Army Ranger school is recognized force-wide as perhaps the best leadership school in the United States military. The 61-day course focuses on small unit tactics, building combat leaders under intense mental and physical stresses. Graduates of the intensive program are awarded the Ranger Tab, which is worn on the upper shoulder of the left sleeve on the Army Combat Uniform and is authorized for wear for the remainder of a soldier’s career. Now, for the first time ever, a female U.S. Air Force Airman has successfully completed the course and been awarded the coveted Ranger Tab.

First Lt. Chelsey Hibsch was awarded her Ranger Tab in a ceremony held at Fort Benning, Georgia on August 30. The security forces officer, assigned to the 821st Contingency Response Squadron at Travis Air Force Base, California, first had to make it through the Ranger Assessment Course held at Camp Bullis, Texas — but according to the Airman, it was that assessment course that prompted her to go after her Ranger Tab. These weren’t Hibsch’s first notable accomplishments in service either. In 2018, Hibsch’s Pacific Air Forces security forces team won the Advanced Combat Skills Assessment competition, as well as the 2018 Air Force Defender Challenge title.
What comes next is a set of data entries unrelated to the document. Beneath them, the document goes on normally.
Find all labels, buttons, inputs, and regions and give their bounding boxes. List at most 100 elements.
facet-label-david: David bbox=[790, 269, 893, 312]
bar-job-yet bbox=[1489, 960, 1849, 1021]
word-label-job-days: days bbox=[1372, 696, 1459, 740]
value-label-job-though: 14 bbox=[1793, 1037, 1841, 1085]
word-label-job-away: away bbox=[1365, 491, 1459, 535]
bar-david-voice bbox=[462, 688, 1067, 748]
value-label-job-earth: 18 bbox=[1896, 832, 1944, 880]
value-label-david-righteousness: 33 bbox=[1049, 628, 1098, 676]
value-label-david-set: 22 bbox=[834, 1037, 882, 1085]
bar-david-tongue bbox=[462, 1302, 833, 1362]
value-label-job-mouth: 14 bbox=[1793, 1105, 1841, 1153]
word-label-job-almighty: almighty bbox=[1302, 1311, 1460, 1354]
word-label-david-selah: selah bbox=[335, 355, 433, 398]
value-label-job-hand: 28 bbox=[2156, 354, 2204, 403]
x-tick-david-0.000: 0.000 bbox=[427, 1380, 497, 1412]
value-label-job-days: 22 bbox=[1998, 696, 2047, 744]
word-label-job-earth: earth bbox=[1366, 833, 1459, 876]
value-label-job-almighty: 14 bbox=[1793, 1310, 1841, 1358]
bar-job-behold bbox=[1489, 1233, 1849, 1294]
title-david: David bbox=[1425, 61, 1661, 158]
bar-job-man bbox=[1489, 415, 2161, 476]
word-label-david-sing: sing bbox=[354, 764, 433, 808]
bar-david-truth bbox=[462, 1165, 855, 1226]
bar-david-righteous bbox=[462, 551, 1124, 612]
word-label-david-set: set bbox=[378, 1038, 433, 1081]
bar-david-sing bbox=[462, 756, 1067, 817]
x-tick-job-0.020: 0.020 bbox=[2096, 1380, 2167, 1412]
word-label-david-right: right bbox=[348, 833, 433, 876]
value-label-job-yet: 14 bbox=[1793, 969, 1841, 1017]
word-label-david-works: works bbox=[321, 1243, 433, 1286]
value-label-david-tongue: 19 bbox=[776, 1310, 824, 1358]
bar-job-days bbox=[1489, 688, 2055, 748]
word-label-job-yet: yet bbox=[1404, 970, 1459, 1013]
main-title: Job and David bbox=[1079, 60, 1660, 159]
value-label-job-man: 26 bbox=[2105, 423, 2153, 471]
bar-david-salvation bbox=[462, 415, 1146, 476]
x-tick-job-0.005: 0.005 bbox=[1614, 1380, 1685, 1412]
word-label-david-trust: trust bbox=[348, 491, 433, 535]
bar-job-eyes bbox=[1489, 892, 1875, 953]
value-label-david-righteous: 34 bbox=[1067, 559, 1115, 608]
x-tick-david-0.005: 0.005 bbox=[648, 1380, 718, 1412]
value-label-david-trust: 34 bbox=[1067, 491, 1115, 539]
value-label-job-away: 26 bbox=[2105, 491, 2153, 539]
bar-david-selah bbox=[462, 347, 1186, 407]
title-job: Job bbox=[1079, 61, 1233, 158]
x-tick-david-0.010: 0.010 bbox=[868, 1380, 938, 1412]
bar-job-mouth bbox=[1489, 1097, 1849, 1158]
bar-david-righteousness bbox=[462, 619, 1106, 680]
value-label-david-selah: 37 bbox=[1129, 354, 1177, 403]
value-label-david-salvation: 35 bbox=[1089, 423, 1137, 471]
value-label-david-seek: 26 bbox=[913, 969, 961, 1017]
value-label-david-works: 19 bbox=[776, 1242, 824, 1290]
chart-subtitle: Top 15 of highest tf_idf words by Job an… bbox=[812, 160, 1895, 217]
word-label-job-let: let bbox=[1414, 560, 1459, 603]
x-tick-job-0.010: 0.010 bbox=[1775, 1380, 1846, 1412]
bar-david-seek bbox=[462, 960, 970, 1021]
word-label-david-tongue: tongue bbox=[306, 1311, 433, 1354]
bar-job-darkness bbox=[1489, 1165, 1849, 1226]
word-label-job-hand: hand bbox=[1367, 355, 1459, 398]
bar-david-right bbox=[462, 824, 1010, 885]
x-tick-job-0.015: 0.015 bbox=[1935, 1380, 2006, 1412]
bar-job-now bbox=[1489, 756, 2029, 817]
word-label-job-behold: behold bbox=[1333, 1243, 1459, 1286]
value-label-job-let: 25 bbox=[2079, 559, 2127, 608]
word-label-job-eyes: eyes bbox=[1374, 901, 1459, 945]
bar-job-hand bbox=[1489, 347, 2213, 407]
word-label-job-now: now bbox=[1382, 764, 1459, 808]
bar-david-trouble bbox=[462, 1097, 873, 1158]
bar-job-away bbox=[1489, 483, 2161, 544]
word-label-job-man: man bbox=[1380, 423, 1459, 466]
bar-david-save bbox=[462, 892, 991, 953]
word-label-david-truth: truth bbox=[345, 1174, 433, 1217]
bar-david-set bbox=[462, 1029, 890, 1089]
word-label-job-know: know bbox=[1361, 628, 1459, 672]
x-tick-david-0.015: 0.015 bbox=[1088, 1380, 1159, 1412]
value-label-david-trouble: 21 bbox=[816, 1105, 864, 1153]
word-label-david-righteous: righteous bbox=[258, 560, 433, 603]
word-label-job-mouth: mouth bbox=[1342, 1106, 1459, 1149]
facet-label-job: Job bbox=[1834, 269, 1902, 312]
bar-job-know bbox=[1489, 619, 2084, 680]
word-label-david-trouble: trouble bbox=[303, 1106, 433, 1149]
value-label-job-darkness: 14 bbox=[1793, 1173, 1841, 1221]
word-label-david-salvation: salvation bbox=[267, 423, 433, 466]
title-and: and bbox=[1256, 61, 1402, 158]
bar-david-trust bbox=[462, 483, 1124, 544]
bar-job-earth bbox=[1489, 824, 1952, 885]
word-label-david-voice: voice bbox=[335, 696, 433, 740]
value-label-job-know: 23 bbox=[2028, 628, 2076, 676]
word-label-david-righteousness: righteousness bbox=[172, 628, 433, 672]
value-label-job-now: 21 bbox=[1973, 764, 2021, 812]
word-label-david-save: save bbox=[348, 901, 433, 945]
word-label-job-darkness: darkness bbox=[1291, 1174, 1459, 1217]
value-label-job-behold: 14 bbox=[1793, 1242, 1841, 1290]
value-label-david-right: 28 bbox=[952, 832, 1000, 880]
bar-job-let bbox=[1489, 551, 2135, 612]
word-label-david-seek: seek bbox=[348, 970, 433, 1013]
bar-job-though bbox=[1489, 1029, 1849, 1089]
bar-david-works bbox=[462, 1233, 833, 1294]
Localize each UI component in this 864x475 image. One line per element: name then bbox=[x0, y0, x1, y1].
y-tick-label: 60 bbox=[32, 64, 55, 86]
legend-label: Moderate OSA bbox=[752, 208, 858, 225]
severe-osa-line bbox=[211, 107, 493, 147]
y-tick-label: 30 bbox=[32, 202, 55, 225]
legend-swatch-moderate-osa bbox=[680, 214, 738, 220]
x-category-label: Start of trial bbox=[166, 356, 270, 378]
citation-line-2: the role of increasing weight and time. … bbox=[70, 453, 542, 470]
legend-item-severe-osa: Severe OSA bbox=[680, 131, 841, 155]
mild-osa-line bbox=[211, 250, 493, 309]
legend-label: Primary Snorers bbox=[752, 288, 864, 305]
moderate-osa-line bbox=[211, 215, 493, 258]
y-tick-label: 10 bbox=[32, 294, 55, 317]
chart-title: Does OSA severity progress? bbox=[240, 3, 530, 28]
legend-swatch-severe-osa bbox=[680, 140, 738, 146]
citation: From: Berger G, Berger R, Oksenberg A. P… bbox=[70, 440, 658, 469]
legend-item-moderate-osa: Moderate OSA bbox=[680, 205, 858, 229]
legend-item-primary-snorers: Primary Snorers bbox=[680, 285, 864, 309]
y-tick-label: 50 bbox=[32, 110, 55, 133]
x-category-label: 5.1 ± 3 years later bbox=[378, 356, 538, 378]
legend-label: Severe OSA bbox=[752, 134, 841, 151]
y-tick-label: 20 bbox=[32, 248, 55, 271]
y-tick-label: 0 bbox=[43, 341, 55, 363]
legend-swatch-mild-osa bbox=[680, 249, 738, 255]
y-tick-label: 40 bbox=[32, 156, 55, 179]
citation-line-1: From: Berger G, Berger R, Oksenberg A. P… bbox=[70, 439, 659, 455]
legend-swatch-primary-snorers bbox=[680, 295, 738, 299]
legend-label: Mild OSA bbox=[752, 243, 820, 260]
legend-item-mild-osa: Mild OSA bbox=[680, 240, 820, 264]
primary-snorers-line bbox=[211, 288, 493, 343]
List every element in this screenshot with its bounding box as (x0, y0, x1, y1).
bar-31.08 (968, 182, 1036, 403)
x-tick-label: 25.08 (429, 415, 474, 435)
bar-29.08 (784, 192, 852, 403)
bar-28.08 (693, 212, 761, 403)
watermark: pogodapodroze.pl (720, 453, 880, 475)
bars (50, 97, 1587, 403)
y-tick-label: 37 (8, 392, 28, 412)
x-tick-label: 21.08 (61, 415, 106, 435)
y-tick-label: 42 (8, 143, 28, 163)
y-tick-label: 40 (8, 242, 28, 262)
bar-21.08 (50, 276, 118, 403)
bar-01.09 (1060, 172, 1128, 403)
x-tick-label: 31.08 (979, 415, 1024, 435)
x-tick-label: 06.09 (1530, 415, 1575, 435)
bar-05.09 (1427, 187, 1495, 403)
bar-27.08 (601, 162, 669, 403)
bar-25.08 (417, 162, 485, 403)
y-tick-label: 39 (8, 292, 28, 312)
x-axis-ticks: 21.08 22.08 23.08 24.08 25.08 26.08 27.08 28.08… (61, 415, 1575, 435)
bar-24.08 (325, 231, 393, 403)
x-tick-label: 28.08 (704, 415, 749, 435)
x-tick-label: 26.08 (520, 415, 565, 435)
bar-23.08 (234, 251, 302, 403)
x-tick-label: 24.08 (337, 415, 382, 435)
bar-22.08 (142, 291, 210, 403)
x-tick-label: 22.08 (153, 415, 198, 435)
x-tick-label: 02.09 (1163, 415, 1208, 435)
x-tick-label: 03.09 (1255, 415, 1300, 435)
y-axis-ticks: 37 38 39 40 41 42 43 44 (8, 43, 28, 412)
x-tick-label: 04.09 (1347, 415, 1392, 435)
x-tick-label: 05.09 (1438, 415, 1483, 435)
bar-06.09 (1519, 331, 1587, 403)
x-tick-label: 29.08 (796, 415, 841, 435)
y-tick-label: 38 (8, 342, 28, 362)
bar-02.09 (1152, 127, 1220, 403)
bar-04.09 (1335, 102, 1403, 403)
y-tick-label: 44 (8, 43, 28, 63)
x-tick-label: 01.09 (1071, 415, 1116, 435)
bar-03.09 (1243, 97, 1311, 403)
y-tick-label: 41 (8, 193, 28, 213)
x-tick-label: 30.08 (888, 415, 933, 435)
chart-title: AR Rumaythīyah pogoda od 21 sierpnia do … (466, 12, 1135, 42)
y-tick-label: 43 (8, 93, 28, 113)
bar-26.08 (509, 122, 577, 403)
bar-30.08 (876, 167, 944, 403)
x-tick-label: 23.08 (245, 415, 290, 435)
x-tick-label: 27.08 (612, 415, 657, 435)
“These are the key tasks and skills we need to have confidence in as security forces members,” Hibsch said during an interview for the ACSA competition. “You’re going to fall back on the level of your training and this just goes to show how good our squadron’s been about training.”

In total, more than two dozen female service members have successfully completed Army Ranger School and earned their Tab since the course was opened to females in 2015, but Hibsch is the first woman from the Air Force to make it through the grueling training and successfully come out on the other side. In fact, according to the U.S. Army, only about 300 Airmen have ever earned their Ranger Tab since Air Force personnel started being allowed in the program in 1955, placing Hibsch in elite company regardless of gender.